Commander of the Air Force of Zimbabwe
- In office 18 December 2017 – 15 March 2024
- President: Emmerson Mnangagwa
- Preceded by: Shebba Shumbayaonda (Acting)
- Succeeded by: John Jacob Nzvede

Chief of Staff for Joint Operations and Plans of the Zimbabwe Defence Forces
- President: Emmerson Mnangagwa Robert Mugabe

Deputy Commander of the Air Force of Zimbabwe
- In office 30 October 2003 – 2007
- President: Robert Mugabe

Military service
- Allegiance: Zimbabwe
- Branch/service: Air Force of Zimbabwe
- Rank: Air Marshal

= Elson Moyo =

Zimbabwean air officer

Air Marshal Elson Moyo is a retired Zimbabwean air officer who served as Commander of the Air Force of Zimbabwe from December 2017 to March 2024 and was one of the main figures in the 2017 Zimbabwean coup d'état attempt. In 2003 he was promoted from air commodore to air vice-marshal by former president Robert Mugabe.

==Early life and education==

Moyo was born in Mberengwa. In 1977, when he was a student at Manama Secondary School, Moyo together with his cousin SB Moyo left school and joined the liberation struggle via Botswana.

==Career==

Moyo was one of the first blacks to receive full training as a pilot together with retired Air Marshal Shebba Shumbayaonda. However, the two had to be trained outside the country because the Rhodesian government worked to block black Africans from becoming pilots.

After Zimbabwe gained independence, Moyo was a flying instructor at Thornhill Airbase in Gweru. During this time he trained many pilots who went on to become senior officers in the AFZ. Moyo was promoted from air commodore to air vice-marshal in November 2003. In early 2007, he held the post of Chief of Staff - Operations. Unlike former Air Force Commander, Perrance Shiri and the other high-ranking AFZ officers, Moyo is able to fly an aircraft and as such he commanded a degree of personal loyalty from those senior officers whom he instructed during their flying training.

Moyo is an accomplished pilot, who in 2011, had 1970 hours flying time in the following aircraft: Hunter, SF260M, SF260TP, Hawk, MIG 15, L29, MF1-17 and T-37.

From October 2003 to 2007, Moyo was the Deputy Commander of the Air Force of Zimbabwe.

In December 2017, Moyo was appointed Commander of the Air Force of Zimbabwe ands his military rank was upgraded from air vice-marshal to air marshal by President Emmerson Mnangagwa. In March 2024, Moyo was replaced by John Jacob Nzvede as Air Force Commander.

==Death escape==
Following what were reported as clashes with Shiri, in March 2007 Moyo had become critically ill as a result of suspected poisoning. He later recovered.

==Controversy==
Moyo was arrested on 7 June 2007 along with Major General Engelbert Rugeje and around 400 other military personnel for allegedly plotting to overthrow the Mugabe administration.
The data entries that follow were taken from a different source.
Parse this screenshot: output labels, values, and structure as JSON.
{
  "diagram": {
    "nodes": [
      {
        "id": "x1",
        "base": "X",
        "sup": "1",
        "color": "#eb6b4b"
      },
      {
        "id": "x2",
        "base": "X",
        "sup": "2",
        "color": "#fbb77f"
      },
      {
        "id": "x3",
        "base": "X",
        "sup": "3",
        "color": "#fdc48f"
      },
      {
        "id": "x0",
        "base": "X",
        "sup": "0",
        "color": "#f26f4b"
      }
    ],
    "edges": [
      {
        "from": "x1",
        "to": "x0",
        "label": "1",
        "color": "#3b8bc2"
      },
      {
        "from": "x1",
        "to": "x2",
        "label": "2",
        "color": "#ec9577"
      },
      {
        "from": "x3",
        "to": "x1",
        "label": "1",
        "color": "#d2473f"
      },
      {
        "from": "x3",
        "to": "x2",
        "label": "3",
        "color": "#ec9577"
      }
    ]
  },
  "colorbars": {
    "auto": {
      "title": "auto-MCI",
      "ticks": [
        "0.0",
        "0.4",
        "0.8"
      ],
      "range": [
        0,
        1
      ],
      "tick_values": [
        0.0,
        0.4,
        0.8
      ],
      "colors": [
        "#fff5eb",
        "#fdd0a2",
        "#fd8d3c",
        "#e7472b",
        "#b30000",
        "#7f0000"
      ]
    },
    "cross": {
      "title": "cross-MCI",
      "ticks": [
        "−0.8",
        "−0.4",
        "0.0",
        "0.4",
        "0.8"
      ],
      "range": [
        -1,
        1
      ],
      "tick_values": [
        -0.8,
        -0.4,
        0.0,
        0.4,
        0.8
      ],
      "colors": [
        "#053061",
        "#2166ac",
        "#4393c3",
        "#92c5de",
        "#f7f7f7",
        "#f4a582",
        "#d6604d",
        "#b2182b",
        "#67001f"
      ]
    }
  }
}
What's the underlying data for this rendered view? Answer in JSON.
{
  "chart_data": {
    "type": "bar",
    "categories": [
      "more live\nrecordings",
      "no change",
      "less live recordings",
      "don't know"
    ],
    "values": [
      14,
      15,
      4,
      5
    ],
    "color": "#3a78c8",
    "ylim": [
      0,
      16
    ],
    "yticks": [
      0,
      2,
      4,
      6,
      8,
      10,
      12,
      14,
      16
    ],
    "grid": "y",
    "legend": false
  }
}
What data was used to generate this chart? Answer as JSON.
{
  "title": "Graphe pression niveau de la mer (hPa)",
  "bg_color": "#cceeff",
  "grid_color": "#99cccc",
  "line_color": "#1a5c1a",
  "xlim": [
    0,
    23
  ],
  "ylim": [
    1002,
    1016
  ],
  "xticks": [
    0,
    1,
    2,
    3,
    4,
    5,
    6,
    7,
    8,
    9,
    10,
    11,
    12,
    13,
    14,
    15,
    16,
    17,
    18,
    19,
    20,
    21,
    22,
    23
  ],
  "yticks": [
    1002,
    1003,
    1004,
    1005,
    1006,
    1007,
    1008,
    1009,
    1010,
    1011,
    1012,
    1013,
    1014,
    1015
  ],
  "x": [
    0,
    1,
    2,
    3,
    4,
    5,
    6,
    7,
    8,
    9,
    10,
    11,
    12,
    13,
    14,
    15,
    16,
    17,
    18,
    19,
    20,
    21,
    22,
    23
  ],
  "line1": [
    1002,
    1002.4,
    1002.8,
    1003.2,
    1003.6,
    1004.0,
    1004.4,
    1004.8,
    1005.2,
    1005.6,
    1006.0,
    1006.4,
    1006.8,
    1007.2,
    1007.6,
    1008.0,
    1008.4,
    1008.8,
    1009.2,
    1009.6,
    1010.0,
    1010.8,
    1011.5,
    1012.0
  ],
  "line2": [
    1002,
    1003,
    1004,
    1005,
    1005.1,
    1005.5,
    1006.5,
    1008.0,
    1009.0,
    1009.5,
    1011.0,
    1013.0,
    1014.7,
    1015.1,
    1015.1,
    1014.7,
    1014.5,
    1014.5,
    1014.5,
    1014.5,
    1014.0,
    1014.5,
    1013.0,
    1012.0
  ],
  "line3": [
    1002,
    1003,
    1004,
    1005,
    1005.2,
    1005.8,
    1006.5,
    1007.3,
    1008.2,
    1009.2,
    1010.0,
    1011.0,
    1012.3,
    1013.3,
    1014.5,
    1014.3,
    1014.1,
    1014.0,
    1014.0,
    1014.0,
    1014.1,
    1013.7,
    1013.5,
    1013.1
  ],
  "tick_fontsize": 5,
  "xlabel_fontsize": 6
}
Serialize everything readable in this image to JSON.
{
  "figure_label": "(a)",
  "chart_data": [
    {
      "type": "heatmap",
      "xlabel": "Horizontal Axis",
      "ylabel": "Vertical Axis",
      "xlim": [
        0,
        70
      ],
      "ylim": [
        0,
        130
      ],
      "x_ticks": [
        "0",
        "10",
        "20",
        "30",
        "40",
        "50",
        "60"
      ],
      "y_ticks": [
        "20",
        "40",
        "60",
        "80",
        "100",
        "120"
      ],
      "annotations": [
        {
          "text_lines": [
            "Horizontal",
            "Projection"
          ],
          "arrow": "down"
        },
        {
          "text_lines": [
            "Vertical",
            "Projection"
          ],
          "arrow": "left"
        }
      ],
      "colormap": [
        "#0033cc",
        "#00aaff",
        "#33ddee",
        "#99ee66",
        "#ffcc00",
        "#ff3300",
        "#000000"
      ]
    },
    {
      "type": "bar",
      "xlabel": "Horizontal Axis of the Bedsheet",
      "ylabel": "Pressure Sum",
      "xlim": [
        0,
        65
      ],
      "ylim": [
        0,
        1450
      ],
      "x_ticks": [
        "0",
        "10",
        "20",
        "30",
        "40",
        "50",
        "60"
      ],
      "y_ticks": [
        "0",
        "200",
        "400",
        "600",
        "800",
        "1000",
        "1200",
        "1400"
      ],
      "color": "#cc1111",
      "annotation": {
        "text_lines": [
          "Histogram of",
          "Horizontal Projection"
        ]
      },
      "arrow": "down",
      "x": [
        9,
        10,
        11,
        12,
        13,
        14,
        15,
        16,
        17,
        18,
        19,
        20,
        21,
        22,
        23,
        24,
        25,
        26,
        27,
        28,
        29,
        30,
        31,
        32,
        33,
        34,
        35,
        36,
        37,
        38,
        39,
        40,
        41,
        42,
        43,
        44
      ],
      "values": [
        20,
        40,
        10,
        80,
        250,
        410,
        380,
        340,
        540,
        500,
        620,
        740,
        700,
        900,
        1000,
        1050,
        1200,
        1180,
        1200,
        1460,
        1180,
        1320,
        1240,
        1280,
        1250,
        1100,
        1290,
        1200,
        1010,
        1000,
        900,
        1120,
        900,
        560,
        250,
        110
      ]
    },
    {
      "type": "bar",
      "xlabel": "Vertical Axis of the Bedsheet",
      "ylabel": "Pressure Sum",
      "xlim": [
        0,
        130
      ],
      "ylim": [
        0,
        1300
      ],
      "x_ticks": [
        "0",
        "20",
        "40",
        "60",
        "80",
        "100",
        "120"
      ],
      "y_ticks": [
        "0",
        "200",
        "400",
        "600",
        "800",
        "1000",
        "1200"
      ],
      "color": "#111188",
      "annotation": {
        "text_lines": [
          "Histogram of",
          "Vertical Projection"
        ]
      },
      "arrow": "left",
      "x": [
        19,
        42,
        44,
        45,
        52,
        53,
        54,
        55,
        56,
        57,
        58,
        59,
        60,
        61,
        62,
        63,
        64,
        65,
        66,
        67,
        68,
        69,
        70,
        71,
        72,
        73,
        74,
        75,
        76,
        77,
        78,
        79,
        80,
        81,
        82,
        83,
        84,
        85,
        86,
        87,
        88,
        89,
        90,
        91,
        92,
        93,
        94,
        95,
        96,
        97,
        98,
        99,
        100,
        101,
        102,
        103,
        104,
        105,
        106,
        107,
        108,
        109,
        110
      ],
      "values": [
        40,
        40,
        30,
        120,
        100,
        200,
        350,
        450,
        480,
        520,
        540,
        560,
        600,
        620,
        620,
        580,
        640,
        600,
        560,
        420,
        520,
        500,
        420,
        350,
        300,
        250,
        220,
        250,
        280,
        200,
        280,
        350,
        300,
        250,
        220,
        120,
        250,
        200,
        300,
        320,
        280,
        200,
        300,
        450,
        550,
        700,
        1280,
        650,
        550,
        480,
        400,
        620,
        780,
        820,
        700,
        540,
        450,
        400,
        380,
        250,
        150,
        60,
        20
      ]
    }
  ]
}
It was later noted that Moyo was under 24-hour surveillance and had been removed from his public roles. In 2015, Moyo was still in military service and reported to be the Chief of Staff for Joint Operation and Plans.

Elson Moyo achieved some notoriety after he was sued for allegedly committing adultery with the wife of a policeman.